Part One is really case studies of outsiders who have made it big. There are ice-hockey players who get into big league because they are born in the first quarter of the year — nothing to do with astrological predictions but with the fact that the top talent is picked at the beginning of the year. And then there are the others like Bill Gates who had luck on his side: Born at the right time in the right family, which means they cared for him and gave him the opportunities to do what he wanted to, without let or hindrance.
It is the second half of the book, the cultural inheritance and how it helps and/or hinders growth that would be of real interest to us. Gladwell takes off with some odd examples: The effect of cultivating rice for thousands of years on developing a mathematical aptitude. Growing rice requires a farmer to make complex calculations: Dividing the land into equitable plots and working on them all through the year from dawn to dusk that cannot fail but make the family rich. It is an interesting hypothesis but doesn’t quite explain how it sharpens mathematical skills.
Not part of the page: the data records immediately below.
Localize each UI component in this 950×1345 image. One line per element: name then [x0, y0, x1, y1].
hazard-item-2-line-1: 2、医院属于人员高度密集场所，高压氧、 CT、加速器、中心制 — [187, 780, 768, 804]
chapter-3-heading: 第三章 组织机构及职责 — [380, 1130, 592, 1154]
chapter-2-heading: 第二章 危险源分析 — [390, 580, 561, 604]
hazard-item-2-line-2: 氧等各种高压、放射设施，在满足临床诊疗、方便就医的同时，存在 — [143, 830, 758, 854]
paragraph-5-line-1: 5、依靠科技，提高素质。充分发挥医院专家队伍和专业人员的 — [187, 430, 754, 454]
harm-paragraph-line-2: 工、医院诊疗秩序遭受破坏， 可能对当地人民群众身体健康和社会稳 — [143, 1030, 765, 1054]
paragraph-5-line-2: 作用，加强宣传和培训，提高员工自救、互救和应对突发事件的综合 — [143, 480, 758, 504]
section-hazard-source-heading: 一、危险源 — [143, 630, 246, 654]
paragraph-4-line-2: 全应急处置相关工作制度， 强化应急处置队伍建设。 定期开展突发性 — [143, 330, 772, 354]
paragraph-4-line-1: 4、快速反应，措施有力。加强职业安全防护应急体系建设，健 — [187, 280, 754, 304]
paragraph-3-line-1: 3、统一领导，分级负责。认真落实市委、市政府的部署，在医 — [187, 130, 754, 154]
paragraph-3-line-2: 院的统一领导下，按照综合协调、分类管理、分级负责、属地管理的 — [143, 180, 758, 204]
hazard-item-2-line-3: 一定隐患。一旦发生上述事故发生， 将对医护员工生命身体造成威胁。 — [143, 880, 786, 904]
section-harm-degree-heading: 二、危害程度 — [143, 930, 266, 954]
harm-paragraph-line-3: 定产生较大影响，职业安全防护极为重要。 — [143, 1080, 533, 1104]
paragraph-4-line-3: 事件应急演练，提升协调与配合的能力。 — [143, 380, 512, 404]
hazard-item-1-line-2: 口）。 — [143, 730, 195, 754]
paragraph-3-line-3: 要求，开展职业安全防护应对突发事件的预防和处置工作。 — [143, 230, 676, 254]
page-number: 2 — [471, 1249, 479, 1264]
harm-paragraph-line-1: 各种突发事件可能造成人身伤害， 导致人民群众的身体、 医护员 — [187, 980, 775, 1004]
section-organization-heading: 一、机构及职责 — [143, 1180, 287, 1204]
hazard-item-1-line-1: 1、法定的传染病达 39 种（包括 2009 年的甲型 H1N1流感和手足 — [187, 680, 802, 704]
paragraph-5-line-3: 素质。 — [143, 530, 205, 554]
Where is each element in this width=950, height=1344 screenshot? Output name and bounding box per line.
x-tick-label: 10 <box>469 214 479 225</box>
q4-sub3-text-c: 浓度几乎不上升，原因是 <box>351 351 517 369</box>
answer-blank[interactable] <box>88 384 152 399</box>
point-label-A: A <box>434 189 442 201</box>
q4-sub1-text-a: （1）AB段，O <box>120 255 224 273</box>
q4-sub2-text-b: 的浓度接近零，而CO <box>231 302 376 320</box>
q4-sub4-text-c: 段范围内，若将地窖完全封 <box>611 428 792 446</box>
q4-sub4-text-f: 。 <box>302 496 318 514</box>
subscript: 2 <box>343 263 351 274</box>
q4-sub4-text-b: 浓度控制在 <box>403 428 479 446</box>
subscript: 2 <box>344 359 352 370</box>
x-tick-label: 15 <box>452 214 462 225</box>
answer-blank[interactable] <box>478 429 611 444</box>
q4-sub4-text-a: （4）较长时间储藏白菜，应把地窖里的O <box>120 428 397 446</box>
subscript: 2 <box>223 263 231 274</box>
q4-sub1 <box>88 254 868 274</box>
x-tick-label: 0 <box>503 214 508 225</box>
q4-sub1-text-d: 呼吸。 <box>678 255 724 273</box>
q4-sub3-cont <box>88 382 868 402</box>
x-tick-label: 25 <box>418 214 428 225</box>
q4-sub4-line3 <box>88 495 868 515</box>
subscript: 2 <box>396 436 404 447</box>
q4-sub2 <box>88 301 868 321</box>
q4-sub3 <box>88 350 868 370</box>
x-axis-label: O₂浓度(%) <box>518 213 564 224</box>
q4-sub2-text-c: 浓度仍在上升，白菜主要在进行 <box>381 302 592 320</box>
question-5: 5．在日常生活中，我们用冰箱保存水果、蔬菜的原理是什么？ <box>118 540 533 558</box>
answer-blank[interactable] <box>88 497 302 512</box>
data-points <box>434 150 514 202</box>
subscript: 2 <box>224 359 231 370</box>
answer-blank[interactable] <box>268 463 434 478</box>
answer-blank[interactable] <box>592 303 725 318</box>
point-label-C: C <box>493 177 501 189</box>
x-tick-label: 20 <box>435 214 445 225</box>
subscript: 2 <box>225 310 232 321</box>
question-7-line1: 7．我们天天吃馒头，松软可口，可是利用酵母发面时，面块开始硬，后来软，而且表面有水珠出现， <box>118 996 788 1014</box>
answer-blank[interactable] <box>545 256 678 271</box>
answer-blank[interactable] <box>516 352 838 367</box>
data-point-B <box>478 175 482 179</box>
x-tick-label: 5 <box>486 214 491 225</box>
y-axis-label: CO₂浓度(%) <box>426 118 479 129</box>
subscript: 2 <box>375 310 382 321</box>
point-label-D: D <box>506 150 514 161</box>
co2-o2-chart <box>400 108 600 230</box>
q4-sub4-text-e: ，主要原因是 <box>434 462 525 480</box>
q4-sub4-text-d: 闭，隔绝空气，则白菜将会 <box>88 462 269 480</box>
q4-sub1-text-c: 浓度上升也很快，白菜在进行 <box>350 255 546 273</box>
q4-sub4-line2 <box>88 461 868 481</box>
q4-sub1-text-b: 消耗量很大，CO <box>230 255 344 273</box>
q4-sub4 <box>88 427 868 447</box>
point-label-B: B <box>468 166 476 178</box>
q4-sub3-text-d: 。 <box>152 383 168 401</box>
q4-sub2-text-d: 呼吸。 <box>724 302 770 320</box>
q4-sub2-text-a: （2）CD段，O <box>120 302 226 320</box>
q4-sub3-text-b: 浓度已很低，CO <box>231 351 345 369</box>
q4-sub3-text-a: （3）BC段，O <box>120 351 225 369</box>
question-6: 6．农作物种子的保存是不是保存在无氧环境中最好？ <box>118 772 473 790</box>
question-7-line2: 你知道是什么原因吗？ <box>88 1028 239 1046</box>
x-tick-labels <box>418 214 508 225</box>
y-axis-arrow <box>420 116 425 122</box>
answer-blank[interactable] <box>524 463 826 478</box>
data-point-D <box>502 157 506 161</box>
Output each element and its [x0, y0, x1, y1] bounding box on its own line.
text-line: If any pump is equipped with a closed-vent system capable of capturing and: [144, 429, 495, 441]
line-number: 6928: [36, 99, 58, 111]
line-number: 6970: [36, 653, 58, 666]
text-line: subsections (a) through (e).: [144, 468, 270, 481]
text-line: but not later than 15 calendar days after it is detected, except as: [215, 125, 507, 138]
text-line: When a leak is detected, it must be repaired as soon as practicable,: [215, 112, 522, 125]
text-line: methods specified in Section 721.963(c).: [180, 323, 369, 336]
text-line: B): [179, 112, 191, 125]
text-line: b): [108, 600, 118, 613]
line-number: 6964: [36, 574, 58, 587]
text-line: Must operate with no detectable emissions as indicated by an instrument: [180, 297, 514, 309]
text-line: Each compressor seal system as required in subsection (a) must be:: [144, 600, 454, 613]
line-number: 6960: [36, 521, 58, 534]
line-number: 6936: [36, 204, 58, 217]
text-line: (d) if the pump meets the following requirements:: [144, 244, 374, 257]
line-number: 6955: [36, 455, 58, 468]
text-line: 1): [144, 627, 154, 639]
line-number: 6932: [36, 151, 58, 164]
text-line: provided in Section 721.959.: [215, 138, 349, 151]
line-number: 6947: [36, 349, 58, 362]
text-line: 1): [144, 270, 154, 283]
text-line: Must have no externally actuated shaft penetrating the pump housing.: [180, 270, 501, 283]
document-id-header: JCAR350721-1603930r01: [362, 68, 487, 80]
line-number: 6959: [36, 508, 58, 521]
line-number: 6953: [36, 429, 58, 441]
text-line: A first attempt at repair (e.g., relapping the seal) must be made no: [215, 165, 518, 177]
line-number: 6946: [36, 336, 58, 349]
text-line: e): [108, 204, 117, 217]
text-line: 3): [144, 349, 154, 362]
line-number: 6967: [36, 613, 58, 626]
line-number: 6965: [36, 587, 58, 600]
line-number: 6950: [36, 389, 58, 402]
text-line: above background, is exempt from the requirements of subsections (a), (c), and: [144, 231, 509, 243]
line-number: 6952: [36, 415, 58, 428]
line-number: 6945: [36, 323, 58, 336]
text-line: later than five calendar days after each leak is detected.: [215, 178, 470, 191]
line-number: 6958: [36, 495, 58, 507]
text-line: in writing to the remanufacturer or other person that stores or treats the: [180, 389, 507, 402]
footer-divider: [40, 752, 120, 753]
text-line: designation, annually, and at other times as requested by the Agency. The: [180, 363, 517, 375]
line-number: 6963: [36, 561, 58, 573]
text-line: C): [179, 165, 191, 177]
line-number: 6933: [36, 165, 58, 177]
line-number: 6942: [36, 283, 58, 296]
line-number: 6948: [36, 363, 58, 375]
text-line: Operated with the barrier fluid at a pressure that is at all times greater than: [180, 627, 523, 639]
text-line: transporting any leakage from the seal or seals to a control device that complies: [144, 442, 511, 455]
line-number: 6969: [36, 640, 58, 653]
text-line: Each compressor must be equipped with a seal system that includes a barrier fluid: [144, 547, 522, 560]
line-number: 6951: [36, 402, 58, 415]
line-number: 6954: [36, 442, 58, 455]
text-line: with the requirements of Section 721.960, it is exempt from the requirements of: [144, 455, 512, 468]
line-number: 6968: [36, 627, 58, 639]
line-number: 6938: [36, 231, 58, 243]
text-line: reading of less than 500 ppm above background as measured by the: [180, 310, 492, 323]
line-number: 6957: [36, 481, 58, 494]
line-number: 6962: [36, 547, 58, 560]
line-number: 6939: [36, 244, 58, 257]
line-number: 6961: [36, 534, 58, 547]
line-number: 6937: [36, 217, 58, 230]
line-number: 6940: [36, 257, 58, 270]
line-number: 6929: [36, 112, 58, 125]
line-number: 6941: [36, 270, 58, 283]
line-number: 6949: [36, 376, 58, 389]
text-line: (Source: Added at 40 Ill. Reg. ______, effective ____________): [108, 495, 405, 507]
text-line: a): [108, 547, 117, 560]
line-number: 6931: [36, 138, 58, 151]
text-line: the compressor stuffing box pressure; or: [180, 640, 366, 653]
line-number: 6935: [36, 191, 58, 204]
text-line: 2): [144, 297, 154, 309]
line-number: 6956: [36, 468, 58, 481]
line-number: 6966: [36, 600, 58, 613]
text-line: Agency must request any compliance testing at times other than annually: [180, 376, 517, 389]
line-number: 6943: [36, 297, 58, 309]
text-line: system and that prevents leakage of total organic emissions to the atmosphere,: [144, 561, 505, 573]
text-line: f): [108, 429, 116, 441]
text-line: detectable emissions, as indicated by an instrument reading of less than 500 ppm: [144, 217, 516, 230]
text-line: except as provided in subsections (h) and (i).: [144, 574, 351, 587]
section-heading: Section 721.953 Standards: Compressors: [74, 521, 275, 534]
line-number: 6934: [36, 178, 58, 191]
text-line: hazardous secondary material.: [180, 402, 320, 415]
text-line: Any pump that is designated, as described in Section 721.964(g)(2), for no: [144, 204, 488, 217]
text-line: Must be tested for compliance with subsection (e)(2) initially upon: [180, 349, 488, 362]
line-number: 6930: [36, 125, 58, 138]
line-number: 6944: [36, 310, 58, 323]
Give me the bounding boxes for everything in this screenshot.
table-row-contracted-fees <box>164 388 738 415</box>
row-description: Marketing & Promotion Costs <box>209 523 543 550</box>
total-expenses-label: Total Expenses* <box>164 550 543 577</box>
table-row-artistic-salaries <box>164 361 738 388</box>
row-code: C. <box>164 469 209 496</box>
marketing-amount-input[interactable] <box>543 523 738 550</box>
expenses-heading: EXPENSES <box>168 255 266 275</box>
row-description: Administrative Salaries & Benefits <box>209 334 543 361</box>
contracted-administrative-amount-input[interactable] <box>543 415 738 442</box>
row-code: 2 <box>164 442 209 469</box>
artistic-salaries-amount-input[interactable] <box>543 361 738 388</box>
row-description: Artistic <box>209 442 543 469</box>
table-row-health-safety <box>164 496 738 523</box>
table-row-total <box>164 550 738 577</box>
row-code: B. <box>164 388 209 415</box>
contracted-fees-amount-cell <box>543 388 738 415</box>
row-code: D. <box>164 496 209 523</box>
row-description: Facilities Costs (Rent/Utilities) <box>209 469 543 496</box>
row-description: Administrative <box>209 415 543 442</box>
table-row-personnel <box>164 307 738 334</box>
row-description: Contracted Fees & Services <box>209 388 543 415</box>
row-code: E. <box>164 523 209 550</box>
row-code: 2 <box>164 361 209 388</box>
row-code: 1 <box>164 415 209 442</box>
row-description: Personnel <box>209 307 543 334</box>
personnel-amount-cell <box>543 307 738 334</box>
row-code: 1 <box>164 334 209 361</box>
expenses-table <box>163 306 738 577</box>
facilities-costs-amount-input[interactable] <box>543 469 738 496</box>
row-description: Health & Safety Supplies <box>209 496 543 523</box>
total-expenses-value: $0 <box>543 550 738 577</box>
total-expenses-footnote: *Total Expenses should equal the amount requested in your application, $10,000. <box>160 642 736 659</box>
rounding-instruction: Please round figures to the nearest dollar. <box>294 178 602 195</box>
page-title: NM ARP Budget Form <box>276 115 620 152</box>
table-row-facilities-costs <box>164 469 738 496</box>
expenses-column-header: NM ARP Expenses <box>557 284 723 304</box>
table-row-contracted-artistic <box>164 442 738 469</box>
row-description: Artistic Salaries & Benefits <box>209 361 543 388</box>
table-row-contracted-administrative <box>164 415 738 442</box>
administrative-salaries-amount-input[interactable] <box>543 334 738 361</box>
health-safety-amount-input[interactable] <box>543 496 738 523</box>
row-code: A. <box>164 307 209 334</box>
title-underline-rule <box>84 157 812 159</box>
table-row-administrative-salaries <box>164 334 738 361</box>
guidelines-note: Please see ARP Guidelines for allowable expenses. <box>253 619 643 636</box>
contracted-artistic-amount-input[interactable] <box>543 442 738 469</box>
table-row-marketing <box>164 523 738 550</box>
A more plausible explanation would have been to examine how the grammar of certain languages, German and Russian for instance, helps develop mathematical and scientific skills at an early age. Or why in three intellectual pursuits — music, mathematics and chess—human beings have performed major feats before the age of puberty. Was this just the luck of the genetic draw or were there other cultural factors at work?
Gladwell talks about a chain of publicly funded American schools called KIPP (‘Knowledge for Power Program’) that started operating in the poorest neighbourhoods of New York City. The KIPP schools were largely made up of Afro-American and Hispanic kids from single-parent families, unlike middle and upper-class children from stable homes who didn’t need extra tuition. But simple hard work and intensive drills paid dividends, especially in mathematics, which is considered one of the tough options in the school curriculum.
All said and done what is the formula for success? What is required in any walk of life is the stamina for long-distance running. Which really boils down to work, day after day till the last syllable of recorded time. Why some have this stamina and others drop out early in the race is a mystery that no one has been able to figure out. Einstein came close to it, but only just.